Nicole Oruwari has the perfect life: a handsome husband, a palatial house in the heart of glittering Lagos, Nigeria, and a glamorous group of friends. She left gloomy London and a dark family past behind for sunny, moneyed Lagos, becoming part of the Nigerwives—a community of foreign women married to wealthy Nigerian men.
But when Nicole disappears without a trace after a boat trip, the cracks in her so-called perfect life start to show. As the investigation turns up nothing but dead ends, her Auntie Claudine decides to take matters into her own hands. Armed with only a cell phone and a plane ticket to Nigeria, she digs into her niece’s life and uncovers a hidden side filled with dark secrets, isolation, and even violence. But the more she discovers about her niece, the more Claudine’s own buried history threatens to come to light.
An inventively told and keenly observant thriller where nothing is as it seems, The Nigerwife is a razor-sharp look at the bonds of family, the echoing consequences of secrets, and whether we can ever truly outrun our past.
Review: “The Nigerwife” by Jessica Walters is a thriller that had been on my list for awhile, but the wait at the library was long. Then when it finally did come in, my stack was so high that I had to send it back and re-request it as there was no way I could get to it. But once it did come back, I was pretty eager to check it out, as the cover and the description definitely made it sound like my kind of thriller, as well as one that had a setting I am not as familiar with. And overall, it was a pretty good reading experience.
There are a lot of things that I really enjoyed about this book. The narrative structure is one of those things, as we follow two perspectives, in two different moments in time. The first of the perspectives is that of Claudine, an English woman who has come to Lagos to search for her missing niece Nicole, who married into a wealthy Nigerian family and seemed to have it all. The other is of Rachel, in the weeks leading up to her disappearance, and seeing what her life was ACTUALLY like behind the veneer of perfection and wealth. Through both of these women we see the social structures, both of England AND Nigeria, and how they, in their own ways, keep women under the thumbs of violent patriarchy and misogyny. The mystery of what happened to Nicole slowly unfolds in her timeline, with a building suspense and dread as she finds herself more and more trapped due to her complicated marriage and some of the choices she makes when trying to push back against it, while in Claudine’s timeline we see just how precarious Nicole’s situation was from the outside.

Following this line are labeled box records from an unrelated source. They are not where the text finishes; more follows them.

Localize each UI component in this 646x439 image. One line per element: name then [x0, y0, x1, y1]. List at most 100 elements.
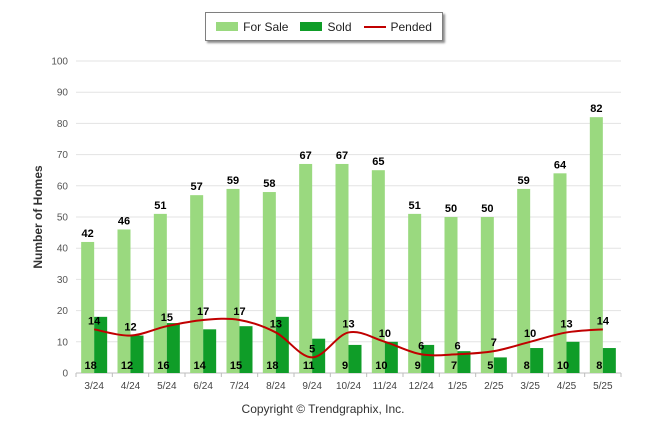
bar-for-sale	[262, 192, 276, 373]
bar-sold	[530, 348, 544, 373]
bar-for-sale	[589, 117, 603, 373]
y-tick-label: 40	[57, 244, 69, 255]
line-pended	[93, 317, 603, 359]
legend-swatch-pended	[363, 25, 386, 28]
bar-sold	[384, 341, 398, 373]
x-tick-label: 9/24	[302, 381, 322, 392]
bar-for-sale	[153, 213, 167, 373]
data-label-pended: 6	[454, 340, 460, 352]
bar-sold	[602, 348, 616, 373]
x-tick-label: 7/24	[230, 381, 250, 392]
data-label-pended: 13	[342, 318, 354, 330]
data-label-sold: 11	[303, 360, 315, 372]
data-label-sold: 16	[157, 360, 169, 372]
bar-sold	[493, 357, 507, 373]
bar-sold	[239, 326, 253, 373]
x-tick-label: 5/25	[593, 381, 613, 392]
data-label-sold: 15	[230, 360, 242, 372]
data-label-sold: 10	[557, 360, 569, 372]
y-tick-label: 50	[57, 213, 69, 224]
data-label-pended: 10	[524, 328, 536, 340]
y-tick-label: 30	[57, 275, 69, 286]
data-label-pended: 5	[309, 343, 315, 355]
bar-for-sale	[117, 229, 131, 373]
bar-sold	[166, 323, 180, 373]
data-label-pended: 13	[560, 318, 572, 330]
y-tick-label: 100	[51, 57, 68, 68]
data-label-for-sale: 50	[445, 203, 457, 215]
x-tick-label: 3/25	[520, 381, 540, 392]
legend-label-for-sale: For Sale	[243, 19, 289, 34]
legend-label-sold: Sold	[327, 19, 352, 34]
x-tick-label: 12/24	[409, 381, 434, 392]
x-tick-label: 8/24	[266, 381, 286, 392]
data-label-sold: 9	[415, 360, 421, 372]
legend-swatch-for-sale	[216, 22, 239, 31]
bar-for-sale	[517, 188, 531, 373]
data-label-for-sale: 51	[409, 200, 421, 212]
data-label-for-sale: 59	[227, 175, 239, 187]
data-label-sold: 8	[524, 360, 530, 372]
data-label-for-sale: 58	[263, 178, 275, 190]
data-label-pended: 7	[491, 337, 497, 349]
data-label-for-sale: 46	[118, 215, 130, 227]
data-label-for-sale: 51	[154, 200, 166, 212]
x-tick-label: 10/24	[336, 381, 361, 392]
data-label-pended: 14	[597, 315, 610, 327]
y-axis-title: Number of Homes	[31, 165, 45, 269]
data-label-for-sale: 59	[518, 175, 530, 187]
data-label-for-sale: 67	[300, 150, 312, 162]
legend-swatch-sold	[300, 22, 323, 31]
x-tick-label: 4/24	[121, 381, 141, 392]
legend: For Sale Sold Pended	[205, 12, 443, 41]
data-label-sold: 18	[85, 360, 97, 372]
bar-sold	[421, 344, 435, 373]
x-tick-label: 6/24	[193, 381, 213, 392]
data-label-pended: 14	[88, 315, 101, 327]
bar-for-sale	[335, 163, 349, 373]
data-label-for-sale: 57	[191, 181, 203, 193]
data-label-pended: 6	[418, 340, 424, 352]
bar-sold	[566, 341, 580, 373]
bar-for-sale	[226, 188, 240, 373]
y-tick-label: 70	[57, 150, 69, 161]
data-label-for-sale: 67	[336, 150, 348, 162]
bar-for-sale	[480, 217, 494, 373]
y-tick-label: 10	[57, 337, 69, 348]
legend-item-for-sale[interactable]: For Sale	[216, 20, 288, 34]
data-label-sold: 8	[596, 360, 602, 372]
bar-sold	[457, 351, 471, 373]
legend-item-pended[interactable]: Pended	[363, 19, 432, 34]
legend-label-pended: Pended	[390, 19, 432, 34]
data-label-for-sale: 65	[372, 156, 384, 168]
data-label-for-sale: 50	[481, 203, 493, 215]
bar-for-sale	[190, 195, 204, 373]
x-tick-label: 5/24	[157, 381, 177, 392]
y-tick-label: 90	[57, 88, 69, 99]
x-tick-label: 2/25	[484, 381, 504, 392]
bar-sold	[275, 316, 289, 373]
data-label-sold: 9	[342, 360, 348, 372]
data-label-sold: 5	[487, 360, 493, 372]
y-tick-label: 80	[57, 119, 69, 130]
x-tick-label: 11/24	[373, 381, 398, 392]
bar-sold	[348, 344, 362, 373]
data-label-for-sale: 42	[82, 228, 94, 240]
bar-for-sale	[408, 213, 422, 373]
bar-for-sale	[444, 217, 458, 373]
data-label-pended: 13	[270, 318, 282, 330]
bar-for-sale	[81, 241, 95, 373]
data-label-sold: 7	[451, 360, 457, 372]
data-label-sold: 14	[194, 360, 207, 372]
bar-sold	[130, 335, 144, 373]
copyright-text: Copyright © Trendgraphix, Inc.	[241, 402, 405, 416]
data-label-sold: 10	[375, 360, 387, 372]
x-tick-label: 1/25	[448, 381, 468, 392]
y-tick-label: 0	[62, 369, 68, 380]
data-label-pended: 10	[379, 328, 391, 340]
bar-for-sale	[299, 163, 313, 373]
legend-item-sold[interactable]: Sold	[300, 19, 352, 34]
x-tick-label: 3/24	[84, 381, 104, 392]
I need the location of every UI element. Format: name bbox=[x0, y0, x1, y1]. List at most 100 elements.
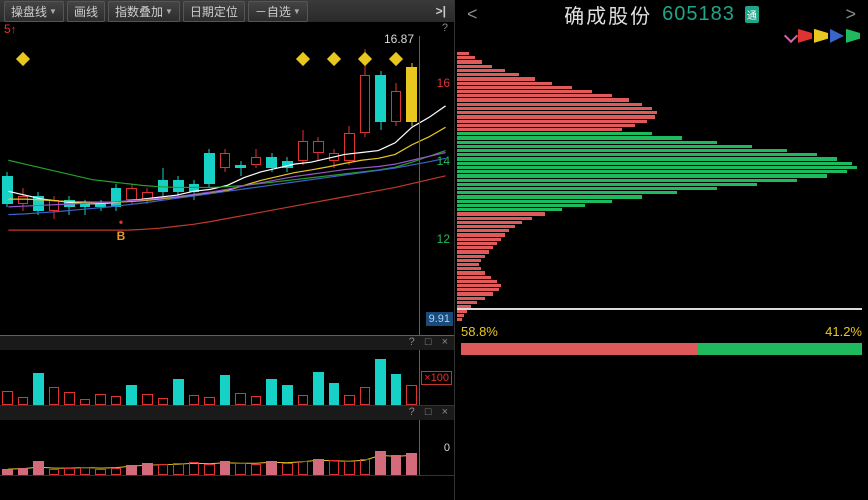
profile-row bbox=[457, 280, 497, 283]
help-icon[interactable]: ? bbox=[409, 406, 417, 418]
flag-yellow-icon[interactable] bbox=[814, 29, 828, 43]
volume-bar bbox=[220, 375, 231, 405]
macd-bar bbox=[95, 469, 106, 475]
flag-red-icon[interactable] bbox=[798, 29, 812, 43]
next-stock-icon[interactable]: > bbox=[837, 4, 864, 25]
profile-row bbox=[457, 86, 572, 89]
toolbar-button[interactable]: 日期定位 bbox=[183, 1, 245, 22]
prev-stock-icon[interactable]: < bbox=[459, 4, 486, 25]
volume-bar bbox=[375, 359, 386, 405]
profile-row bbox=[457, 166, 857, 169]
profile-row bbox=[457, 94, 612, 97]
current-price-label: 9.91 bbox=[426, 312, 453, 326]
profile-row bbox=[457, 297, 485, 300]
up-arrow-icon: ↑ bbox=[11, 24, 17, 36]
profile-row bbox=[457, 208, 562, 211]
volume-bar bbox=[360, 387, 371, 405]
profile-row bbox=[457, 195, 642, 198]
macd-bar bbox=[111, 468, 122, 475]
profile-row bbox=[457, 233, 505, 236]
diamond-marker bbox=[358, 52, 372, 66]
volume-bar bbox=[111, 396, 122, 405]
profile-row bbox=[457, 111, 657, 114]
profile-row bbox=[457, 69, 505, 72]
pct-left: 58.8% bbox=[461, 324, 498, 339]
macd-bar bbox=[80, 467, 91, 475]
indicator-arrow: 5 bbox=[4, 22, 11, 36]
profile-row bbox=[457, 90, 592, 93]
macd-panel[interactable]: ? □ × 0 bbox=[0, 406, 454, 476]
profile-row bbox=[457, 149, 787, 152]
profile-baseline bbox=[457, 308, 862, 310]
axis-tick: 12 bbox=[437, 232, 450, 246]
close-icon[interactable]: × bbox=[442, 336, 450, 348]
maximize-icon[interactable]: □ bbox=[425, 336, 434, 348]
profile-row bbox=[457, 250, 489, 253]
toolbar-button[interactable]: 操盘线▼ bbox=[4, 1, 64, 22]
profile-row bbox=[457, 183, 757, 186]
subpanel-header: ? □ × bbox=[0, 406, 454, 420]
profile-row bbox=[457, 128, 622, 131]
macd-bar bbox=[282, 463, 293, 475]
macd-bar bbox=[126, 465, 137, 475]
volume-bar bbox=[406, 385, 417, 405]
volume-bar bbox=[391, 374, 402, 405]
volume-bar bbox=[329, 383, 340, 405]
profile-row bbox=[457, 221, 522, 224]
profile-row bbox=[457, 145, 752, 148]
macd-bar bbox=[406, 453, 417, 475]
volume-panel[interactable]: ? □ × ×100 bbox=[0, 336, 454, 406]
profile-row bbox=[457, 284, 501, 287]
toolbar-button[interactable]: 指数叠加▼ bbox=[108, 1, 180, 22]
volume-bar bbox=[189, 395, 200, 405]
close-icon[interactable]: × bbox=[442, 406, 450, 418]
price-axis: 16141216.879.91 bbox=[419, 36, 454, 335]
volume-bar bbox=[64, 392, 75, 405]
volume-bar bbox=[158, 398, 169, 405]
volume-bar bbox=[95, 394, 106, 405]
help-icon[interactable]: ? bbox=[442, 22, 448, 34]
macd-bar bbox=[251, 464, 262, 475]
pencil-icon[interactable] bbox=[784, 29, 798, 43]
volume-bar bbox=[282, 385, 293, 405]
stock-code[interactable]: 605183 bbox=[662, 3, 735, 26]
profile-row bbox=[457, 157, 837, 160]
volume-bar bbox=[80, 399, 91, 405]
profile-row bbox=[457, 301, 477, 304]
ratio-green-segment bbox=[697, 343, 862, 355]
volume-bar bbox=[33, 373, 44, 405]
profile-row bbox=[457, 255, 485, 258]
volume-bar bbox=[344, 395, 355, 405]
profile-row bbox=[457, 187, 717, 190]
volume-profile[interactable] bbox=[455, 52, 868, 322]
profile-row bbox=[457, 263, 479, 266]
profile-row bbox=[457, 162, 852, 165]
macd-bar bbox=[142, 463, 153, 475]
flag-green-icon[interactable] bbox=[846, 29, 860, 43]
macd-bar bbox=[2, 469, 13, 475]
volume-bar bbox=[266, 379, 277, 405]
toolbar-collapse-icon[interactable]: >| bbox=[432, 4, 450, 18]
axis-tick: 14 bbox=[437, 154, 450, 168]
help-icon[interactable]: ? bbox=[409, 336, 417, 348]
main-chart[interactable]: •B 16141216.879.91 bbox=[0, 36, 454, 336]
profile-row bbox=[457, 267, 481, 270]
play-blue-icon[interactable] bbox=[830, 29, 844, 43]
profile-row bbox=[457, 238, 501, 241]
volume-bar bbox=[235, 393, 246, 405]
zero-label: 0 bbox=[442, 442, 452, 454]
macd-bar bbox=[189, 462, 200, 475]
profile-row bbox=[457, 107, 652, 110]
volume-bar bbox=[142, 394, 153, 405]
macd-bar bbox=[220, 461, 231, 475]
toolbar-button[interactable]: 画线 bbox=[67, 1, 105, 22]
macd-bar bbox=[49, 469, 60, 475]
volume-bar bbox=[251, 396, 262, 405]
profile-row bbox=[457, 73, 519, 76]
profile-row bbox=[457, 259, 481, 262]
profile-row bbox=[457, 276, 491, 279]
maximize-icon[interactable]: □ bbox=[425, 406, 434, 418]
profile-row bbox=[457, 271, 485, 274]
toolbar-button[interactable]: －自选▼ bbox=[248, 1, 308, 22]
stock-header: < 确成股份 605183 通 > bbox=[455, 0, 868, 28]
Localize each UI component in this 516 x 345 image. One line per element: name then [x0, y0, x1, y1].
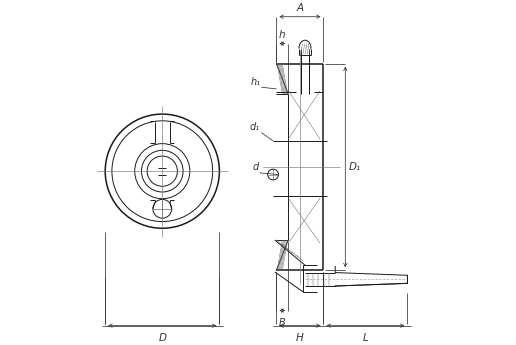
Text: h₁: h₁ — [251, 77, 261, 87]
Text: B: B — [279, 318, 286, 328]
Text: d: d — [252, 162, 259, 172]
Text: h: h — [279, 30, 286, 40]
Text: A: A — [296, 3, 303, 13]
Text: D₁: D₁ — [349, 162, 361, 172]
Text: D: D — [158, 333, 166, 343]
Text: H: H — [296, 333, 304, 343]
Text: d₁: d₁ — [250, 122, 260, 132]
Text: L: L — [363, 333, 368, 343]
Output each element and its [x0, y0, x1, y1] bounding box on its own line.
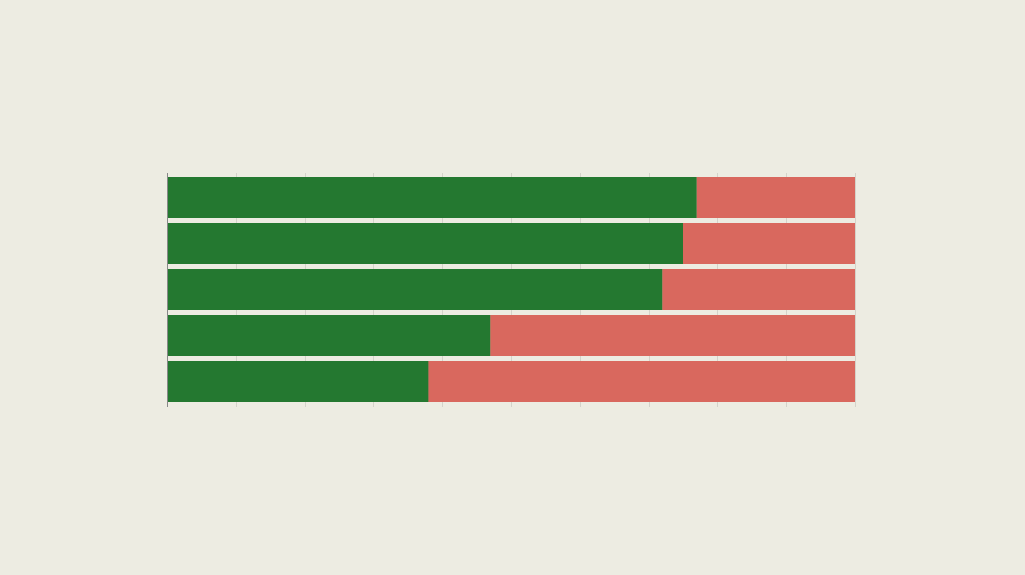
bar-row-1-segment-2	[696, 177, 855, 218]
bar-row-3-segment-2	[662, 269, 855, 310]
bar-row-5-segment-1	[167, 361, 429, 402]
bar-row-1-segment-1	[167, 177, 697, 218]
bar-row-3-segment-1	[167, 269, 663, 310]
bar-row-4-segment-2	[490, 315, 855, 356]
bar-row-2-segment-1	[167, 223, 683, 264]
bar-row-4-segment-1	[167, 315, 491, 356]
bar-group	[167, 177, 855, 402]
bar-row-5-segment-2	[428, 361, 855, 402]
bar-row-2-segment-2	[683, 223, 855, 264]
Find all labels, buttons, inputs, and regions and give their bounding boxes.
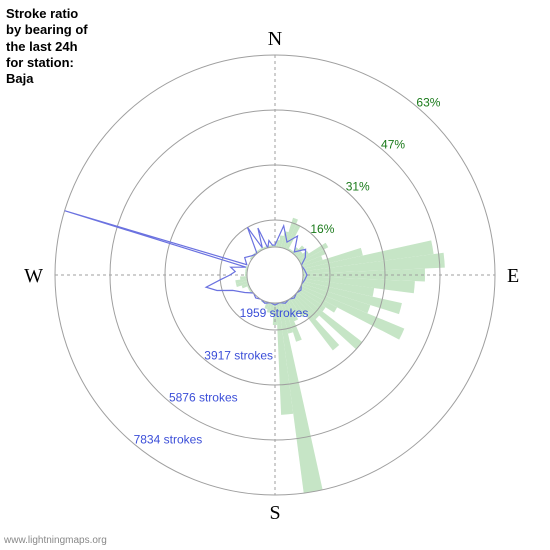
- ring-label-strokes: 5876 strokes: [169, 390, 238, 404]
- axis-label-w: W: [24, 265, 43, 287]
- axis-label-n: N: [268, 28, 282, 50]
- axis-label-s: S: [269, 502, 280, 524]
- ring-label-pct: 31%: [346, 180, 370, 194]
- center-hole: [247, 247, 303, 303]
- ring-label-pct: 63%: [416, 95, 440, 109]
- axis-label-e: E: [507, 265, 519, 287]
- ring-label-pct: 16%: [310, 222, 334, 236]
- polar-chart: 16% 31% 47% 63% 1959 strokes 3917 strokes 5876…: [0, 0, 550, 550]
- credit-text: www.lightningmaps.org: [4, 535, 107, 546]
- ring-label-pct: 47%: [381, 138, 405, 152]
- ring-label-strokes: 1959 strokes: [240, 306, 309, 320]
- ring-label-strokes: 7834 strokes: [134, 433, 203, 447]
- ring-label-strokes: 3917 strokes: [204, 348, 273, 362]
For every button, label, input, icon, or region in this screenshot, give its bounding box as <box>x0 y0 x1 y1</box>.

I liked seeing the perspectives of them both and how they had different clues to give the reader.
But unfortunately, after a really interesting dual perspective mystery with slowly peeled back layers and a nice bit of ambiguity along with closure, we had one of those ever-loathed moments where a last final reveal completely derailed my experience of reading this book. I’m not going to spoil anything here, but it’s one of those things that maybe works for some people, but REALLY didn’t work for me, as I didn’t understand what the point of it was. Why did this need to be tacked on in the last two pages? And it also left little explanation as to how we got from point A to point B, and since it was a literal ‘last pages’ twist there was no room to explore and expand upon it. I really hate it when stories do this unless you have REALLY set something up and earned this kind of narrative choice. Unfortunately I didn’t feel like “The Nigerwife did that.
So once again we get a thriller that goes off course due to a strange last moment choice, but up until then I really enjoyed the layers and ruminations of “The Nigerwife”. I will definitely be seeing what other mysteries and thrillers Vanessa Walters brings us in the future.
Rating 7: A complex and layered thriller that has a lot of interesting beats and details, though a strange and abrupt ending left a weird taste in my mouth.
Reader’s Advisory:
“The Nigerwife” is included on the Goodreads list “Good Morning America Book Club List”.